心から好きになり、離れても離れられない人は、結婚はもちろん、一緒に住むことも難しい人だった。
すぐそこに、いつもそばにいられる人がいいと思ってしまったのは、弱っていた時だった。夫は全部知っていたはずだ。
私が他の誰かを思い、年に数回しか会えないその人とつながりながら、その場の空気に流されて、それほど好きじゃない男たちと付き合ってきたことを知っていた。


高校2年の終わり、Nとアドレスを交換して、1,2度はメールをしたかもしれない。でもそれだけで、しばらくは会うこともなかったし、積極的に連絡をすることもなかった。
K子からは、Nに会ったことを地元で話したら、同窓会をしようという話になっているよ、ANIもおいでよ、という優しいメールが届いていた。いくいく!と返しながら、あの町に行く自分が想像できなかった。居場所がない。あの町で私は、昔も、それから今は当然、居場所がないのだ。
あの2年間で思い出すのは、Nのことばかりだということに、そのころはまだ気づいていなかったように思う。

Nに再会したのは、今度は偶然ではなかった。
志望校だった国立大学の2次試験の前日、突然メールが来て、「大阪にいるんだけど、お茶しよう」と誘われたのだった。

こんなタイミングで!と驚いたけど、Nが入試の日など知っているわけがないし、なんとなく明日は入試だから、と言えなくて、「いいよ、明日だったら、夕方からならいつでも」と返した。

卒業式は終わっていたし、滑り止めに受けた私大には合格していた。第一志望の国立大学の前期日程を受けたら、後期は受験しないつもりだった。明日は入試の日で、人生でもっとも大切な日ではあるけれど、長かった受験の日々から解き放たれる日でもあったのだ。

約束は17時。難波駅で待ち合わせをすることにした。

試験を受けた大学は大阪の端にあり、難波から地下鉄で30分ほどだった。
試験が終わるまでNのことはまったく考えなかった。終わった後、難波へ向かう途中に、そういえば私、制服じゃん、と気づいて、なんか恥ずかしいな、と思った。それから、すごくそわそわしている自分に戸惑った。あれ、私ってNのこと好きなのか?

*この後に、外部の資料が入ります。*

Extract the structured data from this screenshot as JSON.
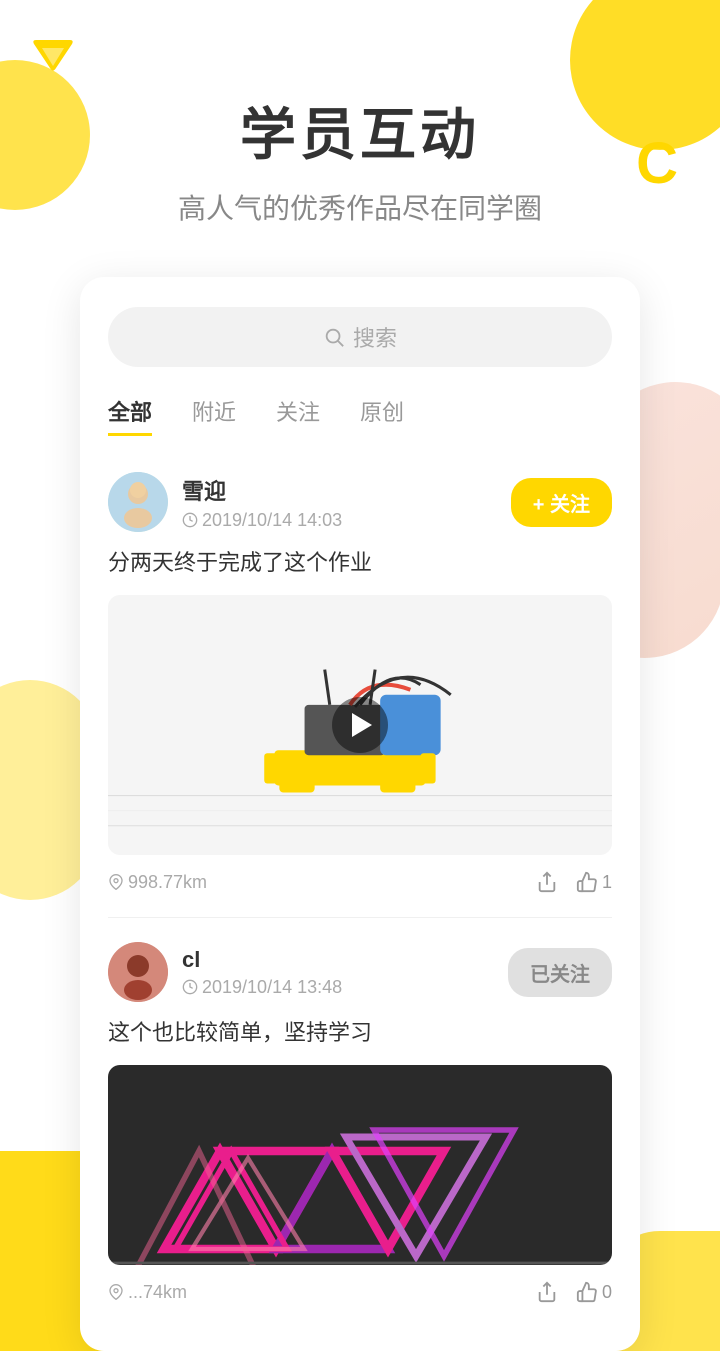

難波駅で待っていると、Nがやってきた。遠くから、誰かと話しながらこっちに向かっているのがわかった。

Nの隣にいたのは、ちょっと年上の男の人で、私を見て、「えー女子高生じゃん!」と言った。「そうですよ、俺だって18なんですよ」とNが言い、小さく「ごめんね」とつぶやいた。

その人はNの兄弟子で、同級生に会うと言ったらおごってやるといってついてきたのだという。私はずっと、そのお兄さんがしゃべりまくるのを聞いていた。内容はあまり覚えていない。Nとお兄さんの仕事の話と、大阪のこと、京都のこと。お兄さんも、仕事と関係ない人と話しをするのが久々で、ごめんねしゃべりまくっちゃって、と言った。いいえ、おもしろいです、と言った気がする。
それで、19時になって、私が帰るというと、二人で地下鉄の改札まで送ってくれて、「じゃあね」「またね」と言って別れた。いったいなんだったんだあれは。その日、人生で一番大事な入試の日だったのに、帰り道受験のことはすっかり忘れていたほどだった。

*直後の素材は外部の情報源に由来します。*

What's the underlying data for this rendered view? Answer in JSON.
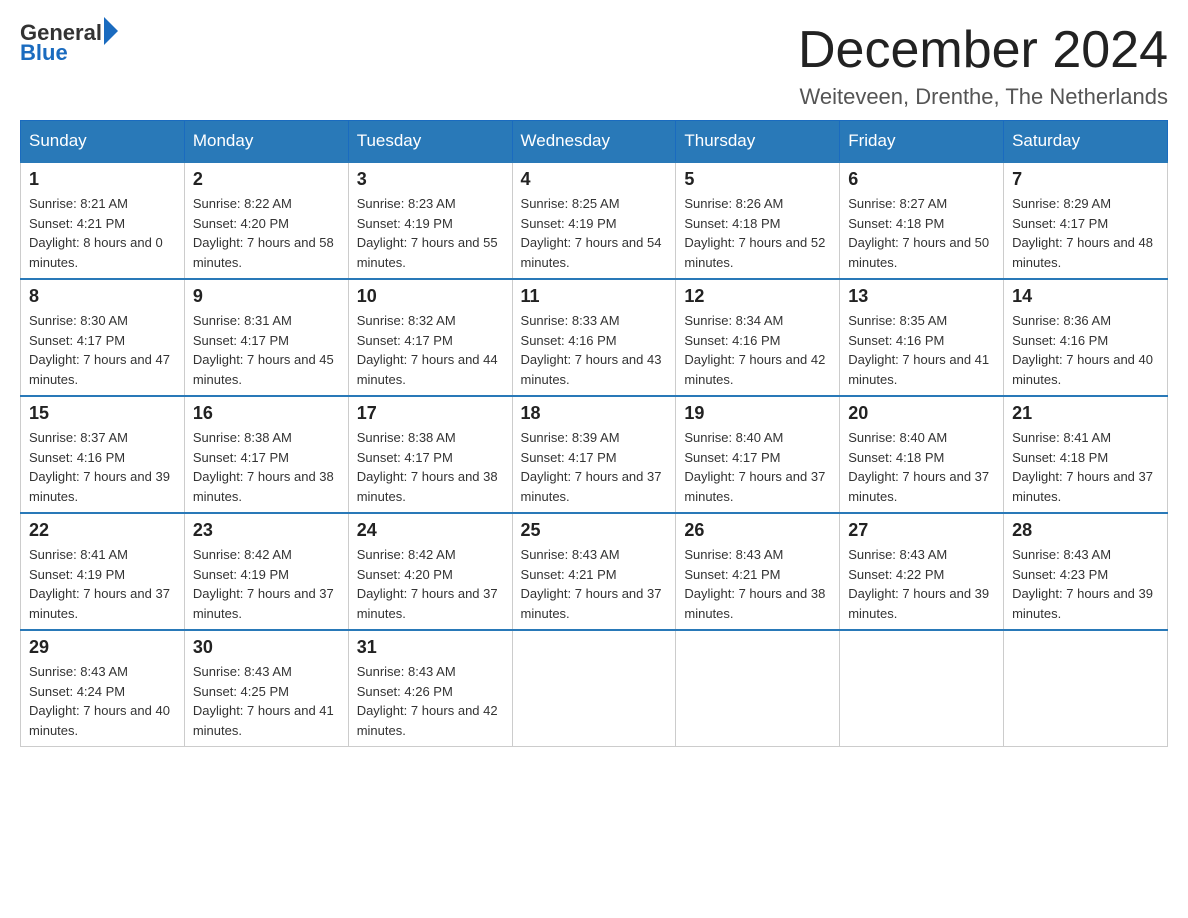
{
  "logo": {
    "text_general": "General",
    "text_blue": "Blue"
  },
  "header": {
    "month_year": "December 2024",
    "location": "Weiteveen, Drenthe, The Netherlands"
  },
  "days_of_week": [
    "Sunday",
    "Monday",
    "Tuesday",
    "Wednesday",
    "Thursday",
    "Friday",
    "Saturday"
  ],
  "weeks": [
    [
      {
        "day": "1",
        "sunrise": "Sunrise: 8:21 AM",
        "sunset": "Sunset: 4:21 PM",
        "daylight": "Daylight: 8 hours and 0 minutes."
      },
      {
        "day": "2",
        "sunrise": "Sunrise: 8:22 AM",
        "sunset": "Sunset: 4:20 PM",
        "daylight": "Daylight: 7 hours and 58 minutes."
      },
      {
        "day": "3",
        "sunrise": "Sunrise: 8:23 AM",
        "sunset": "Sunset: 4:19 PM",
        "daylight": "Daylight: 7 hours and 55 minutes."
      },
      {
        "day": "4",
        "sunrise": "Sunrise: 8:25 AM",
        "sunset": "Sunset: 4:19 PM",
        "daylight": "Daylight: 7 hours and 54 minutes."
      },
      {
        "day": "5",
        "sunrise": "Sunrise: 8:26 AM",
        "sunset": "Sunset: 4:18 PM",
        "daylight": "Daylight: 7 hours and 52 minutes."
      },
      {
        "day": "6",
        "sunrise": "Sunrise: 8:27 AM",
        "sunset": "Sunset: 4:18 PM",
        "daylight": "Daylight: 7 hours and 50 minutes."
      },
      {
        "day": "7",
        "sunrise": "Sunrise: 8:29 AM",
        "sunset": "Sunset: 4:17 PM",
        "daylight": "Daylight: 7 hours and 48 minutes."
      }
    ],
    [
      {
        "day": "8",
        "sunrise": "Sunrise: 8:30 AM",
        "sunset": "Sunset: 4:17 PM",
        "daylight": "Daylight: 7 hours and 47 minutes."
      },
      {
        "day": "9",
        "sunrise": "Sunrise: 8:31 AM",
        "sunset": "Sunset: 4:17 PM",
        "daylight": "Daylight: 7 hours and 45 minutes."
      },
      {
        "day": "10",
        "sunrise": "Sunrise: 8:32 AM",
        "sunset": "Sunset: 4:17 PM",
        "daylight": "Daylight: 7 hours and 44 minutes."
      },
      {
        "day": "11",
        "sunrise": "Sunrise: 8:33 AM",
        "sunset": "Sunset: 4:16 PM",
        "daylight": "Daylight: 7 hours and 43 minutes."
      },
      {
        "day": "12",
        "sunrise": "Sunrise: 8:34 AM",
        "sunset": "Sunset: 4:16 PM",
        "daylight": "Daylight: 7 hours and 42 minutes."
      },
      {
        "day": "13",
        "sunrise": "Sunrise: 8:35 AM",
        "sunset": "Sunset: 4:16 PM",
        "daylight": "Daylight: 7 hours and 41 minutes."
      },
      {
        "day": "14",
        "sunrise": "Sunrise: 8:36 AM",
        "sunset": "Sunset: 4:16 PM",
        "daylight": "Daylight: 7 hours and 40 minutes."
      }
    ],
    [
      {
        "day": "15",
        "sunrise": "Sunrise: 8:37 AM",
        "sunset": "Sunset: 4:16 PM",
        "daylight": "Daylight: 7 hours and 39 minutes."
      },
      {
        "day": "16",
        "sunrise": "Sunrise: 8:38 AM",
        "sunset": "Sunset: 4:17 PM",
        "daylight": "Daylight: 7 hours and 38 minutes."
      },
      {
        "day": "17",
        "sunrise": "Sunrise: 8:38 AM",
        "sunset": "Sunset: 4:17 PM",
        "daylight": "Daylight: 7 hours and 38 minutes."
      },
      {
        "day": "18",
        "sunrise": "Sunrise: 8:39 AM",
        "sunset": "Sunset: 4:17 PM",
        "daylight": "Daylight: 7 hours and 37 minutes."
      },
      {
        "day": "19",
        "sunrise": "Sunrise: 8:40 AM",
        "sunset": "Sunset: 4:17 PM",
        "daylight": "Daylight: 7 hours and 37 minutes."
      },
      {
        "day": "20",
        "sunrise": "Sunrise: 8:40 AM",
        "sunset": "Sunset: 4:18 PM",
        "daylight": "Daylight: 7 hours and 37 minutes."
      },
      {
        "day": "21",
        "sunrise": "Sunrise: 8:41 AM",
        "sunset": "Sunset: 4:18 PM",
        "daylight": "Daylight: 7 hours and 37 minutes."
      }
    ],
    [
      {
        "day": "22",
        "sunrise": "Sunrise: 8:41 AM",
        "sunset": "Sunset: 4:19 PM",
        "daylight": "Daylight: 7 hours and 37 minutes."
      },
      {
        "day": "23",
        "sunrise": "Sunrise: 8:42 AM",
        "sunset": "Sunset: 4:19 PM",
        "daylight": "Daylight: 7 hours and 37 minutes."
      },
      {
        "day": "24",
        "sunrise": "Sunrise: 8:42 AM",
        "sunset": "Sunset: 4:20 PM",
        "daylight": "Daylight: 7 hours and 37 minutes."
      },
      {
        "day": "25",
        "sunrise": "Sunrise: 8:43 AM",
        "sunset": "Sunset: 4:21 PM",
        "daylight": "Daylight: 7 hours and 37 minutes."
      },
      {
        "day": "26",
        "sunrise": "Sunrise: 8:43 AM",
        "sunset": "Sunset: 4:21 PM",
        "daylight": "Daylight: 7 hours and 38 minutes."
      },
      {
        "day": "27",
        "sunrise": "Sunrise: 8:43 AM",
        "sunset": "Sunset: 4:22 PM",
        "daylight": "Daylight: 7 hours and 39 minutes."
      },
      {
        "day": "28",
        "sunrise": "Sunrise: 8:43 AM",
        "sunset": "Sunset: 4:23 PM",
        "daylight": "Daylight: 7 hours and 39 minutes."
      }
    ],
    [
      {
        "day": "29",
        "sunrise": "Sunrise: 8:43 AM",
        "sunset": "Sunset: 4:24 PM",
        "daylight": "Daylight: 7 hours and 40 minutes."
      },
      {
        "day": "30",
        "sunrise": "Sunrise: 8:43 AM",
        "sunset": "Sunset: 4:25 PM",
        "daylight": "Daylight: 7 hours and 41 minutes."
      },
      {
        "day": "31",
        "sunrise": "Sunrise: 8:43 AM",
        "sunset": "Sunset: 4:26 PM",
        "daylight": "Daylight: 7 hours and 42 minutes."
      },
      null,
      null,
      null,
      null
    ]
  ]
}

Nから電話がかかってきたのは、その日の深夜だった。電話をするのは初めてだ。
「今日ごめん、ついてくるってきかなくて、強く言えなくて」とNはしきりに謝った。もうずいぶん前からNは大人の世界にいるんだな、と私はNの声を聞きながら思った。学生の気楽なつきあいじゃない。先輩後輩とか、そういうのでもない。Nは中学を卒業して、すごいスピードで大人になった、ならざるをえない環境だったんだな。そんなことを思って、そんなNが電話をくれたことがうれしかった。

その電話で、次の土曜日にまた京都で会うことになった。東京に帰る前、師匠や兄弟子はまた京都で遊んでから帰るから、自分は夕方には解放されると。

そのときにははっきりと、そんな合間を縫って私に会いたいと思ってくれてうれしい、という気持ちになっていた。何着ていこう、とも思っていた。受験から解き放たれた18歳はそんなものだ。